Plants don't require large amounts of nutrients, but necrosis can occur when nutrients aren't available. Depleted soil, incorrect soil pH for the plant or the wrong fertilizer can cause nutrient deficiency. Extremely low phosphorus initially causes the plant's leaves to look bright green, but eventually the older leaves turn necrotic. Other nutrients for which deficiency leads to necrosis include potassium, nitrogen, boron, iron and nickel.


Viruses require the cells of plants to grow and reproduce. As a virus uses the plant as a host, the plant's energy is diverted to the virus rather than to the plant's growth. Over time, this energy depletion leads to necrosis in the area where the virus lives. Viruses typically only infect specific areas of a plant and rarely kill the entire plant. To get rid of a virus, remove and destroy the affected area of the plant. If the problem persists, destroy the entire plant and replace it with a virus-resistant variety.

Fungal and Bacterial Problems

Fungal and bacterial problems in plants often present on the leaves. The infection starts as gray, white, red, yellow or brown leaf spots. If left untreated, the infection eventually turns the leaf necrotic. Fungi typically invade from the plant surface, while bacteria enter through openings on the plant.
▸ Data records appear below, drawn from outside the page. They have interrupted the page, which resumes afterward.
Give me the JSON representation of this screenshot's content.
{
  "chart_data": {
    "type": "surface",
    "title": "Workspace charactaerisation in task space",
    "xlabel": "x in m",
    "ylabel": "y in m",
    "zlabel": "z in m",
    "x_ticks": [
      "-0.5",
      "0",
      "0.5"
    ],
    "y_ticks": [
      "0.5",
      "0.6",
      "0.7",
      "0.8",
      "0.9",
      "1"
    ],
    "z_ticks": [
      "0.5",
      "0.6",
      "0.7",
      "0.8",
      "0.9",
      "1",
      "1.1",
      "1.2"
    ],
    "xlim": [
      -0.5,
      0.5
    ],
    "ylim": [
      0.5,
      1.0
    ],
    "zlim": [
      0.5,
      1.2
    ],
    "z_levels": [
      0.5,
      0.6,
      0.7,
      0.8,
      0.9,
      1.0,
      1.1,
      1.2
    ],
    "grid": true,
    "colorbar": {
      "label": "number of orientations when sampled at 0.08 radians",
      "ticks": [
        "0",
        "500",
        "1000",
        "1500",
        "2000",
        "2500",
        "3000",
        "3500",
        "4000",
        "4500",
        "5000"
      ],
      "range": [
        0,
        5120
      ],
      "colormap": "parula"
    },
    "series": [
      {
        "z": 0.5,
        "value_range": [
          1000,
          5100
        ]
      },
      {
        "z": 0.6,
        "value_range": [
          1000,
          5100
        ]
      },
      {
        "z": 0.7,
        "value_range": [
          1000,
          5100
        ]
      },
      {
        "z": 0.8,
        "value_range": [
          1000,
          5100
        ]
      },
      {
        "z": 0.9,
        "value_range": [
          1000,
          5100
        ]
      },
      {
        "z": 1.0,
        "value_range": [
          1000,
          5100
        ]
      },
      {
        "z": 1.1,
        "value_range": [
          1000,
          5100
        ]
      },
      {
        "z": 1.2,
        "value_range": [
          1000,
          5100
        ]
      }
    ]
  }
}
In addition to selecting disease-resistant plants, you can avoid bacterial and fungal diseases by not letting plants stay wet, maintaining air flow around plants and removing affected leaves as soon as possible.


Although some nematodes benefit the garden by eating pests, others infect plant tissue and cause necrosis. Shoot nematodes (Aphelenchoides spp.) eat their way through the spaces between leaf veins, eventually causing structural problems and necrosis. Applying beneficial nematodes, using nematode-resistant plants and rotating crops help prevent nematode problems.